Just the other day, I was stopped at 7/11 to fill my 64 ounce NASCAR travel mug with watermelon slurpee and get a baker’s dozen of jalapeño cream cheese taquitos, when I heard, “hey bro, mind helping me out?” I looked back to see a few kids, 16 years old at the most. They proceeded to ask if I would purchase them a variety pack of White Claw Hard Seltzers and some mango Juul pods. My first thought was “well fruit Juul pods are marketed for children, so of course I’ll get them some.” But the request for hard seltzers shook me to my core. I took the two crisp $20 bills and headed inside. After getting the taquitos and Slurpee, I put the change from the $40 that I used to buy my snacks back into my wallet and headed to my car.

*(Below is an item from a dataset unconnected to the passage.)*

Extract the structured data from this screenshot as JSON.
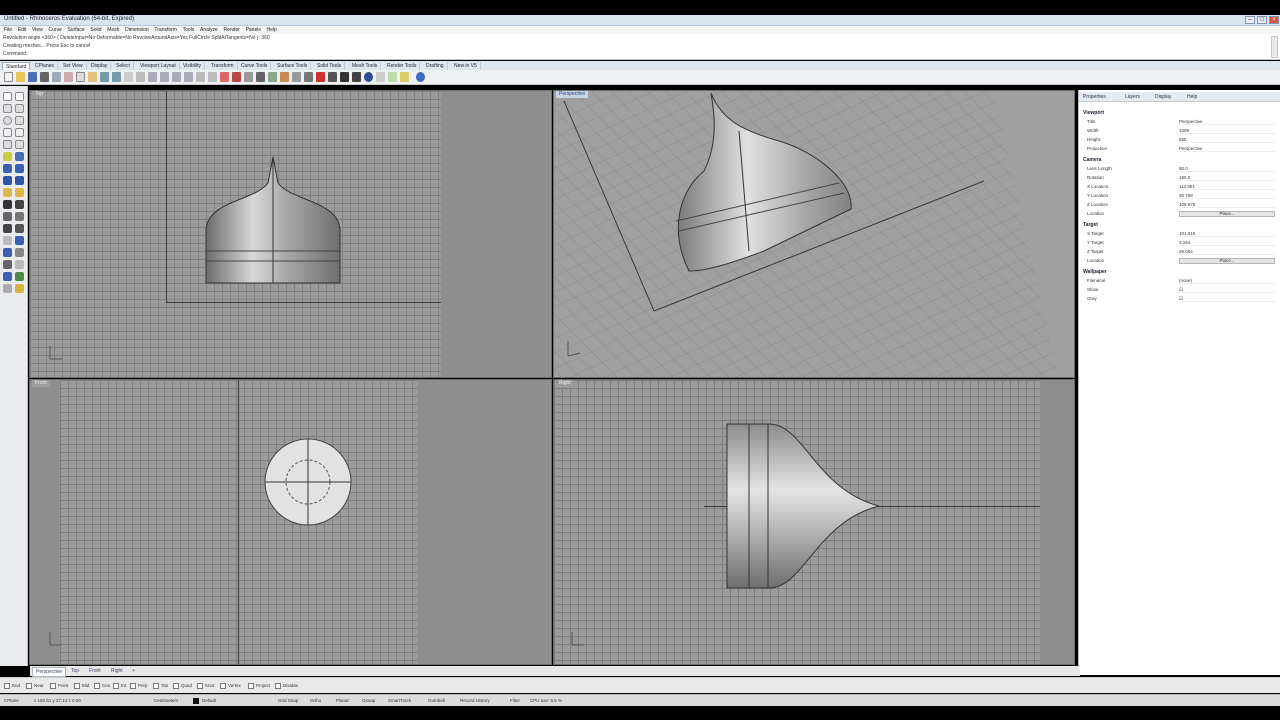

“Hey bro, where’s our stuff?” I completely ignored them and drove off. Just as I was leaving however, I heard one of them say, “fuck you, old man. I get way more chicks than you and I’m in high school.” It was a weird thing to say, but then I realized, he’s probably right. I’m married and low key ugly, so I technically only have one chick. Given his youth and boyish dimples, he likely gets lots of chicks. Especially if he shows up to a party with mango juul pods and mango white claws, a symphony of flavor derived from a certain tropical fruit. I began to realize, these kids are fucking sick. They all had cool shoes, cool hair, and they were probably going to a cool American Pie-style party that night. Damn.
So I went home and went on Instagram. I searched #whiteclaw and #juullife and my suspicions were confirmed. All of these kids were sick as hell. Just buzzed out of their gourd off of vaporized nicotine and low-carb alcoholic water. They had videos of themselves shotgunning white claws at country concerts and I even saw a video of a kid ripping two Juuls at once. Can you believe that? It was unabashedly ill. I tried to search Tik Tok for more content, but it’s a lot to sift through the mouth breathers on there who are living in a motel while their double wide trailers are being fumigated for coochie lice.
I think back to my time in high school. My friends and I shoulder-tapped outside of a 7/11 much like they did, but the most we ever got was molested. Occasionally, a guy’s brother would return home from college and buy us keystone ice and Newports, which we would choke down, pretending they were good. Nowadays, kids are going from Caprisuns and gushers over to white claw and juul seamlessly. Now they ask for nudes on snapchat and I was T9-ing my way through a text conversation on a Motorola Razor playing 20 questions with a girl on the softball team back in the mid 2000’s. What a time to be alive. I’m obviously jealous. Being this sick was impossible when I was their age, now it comes easily.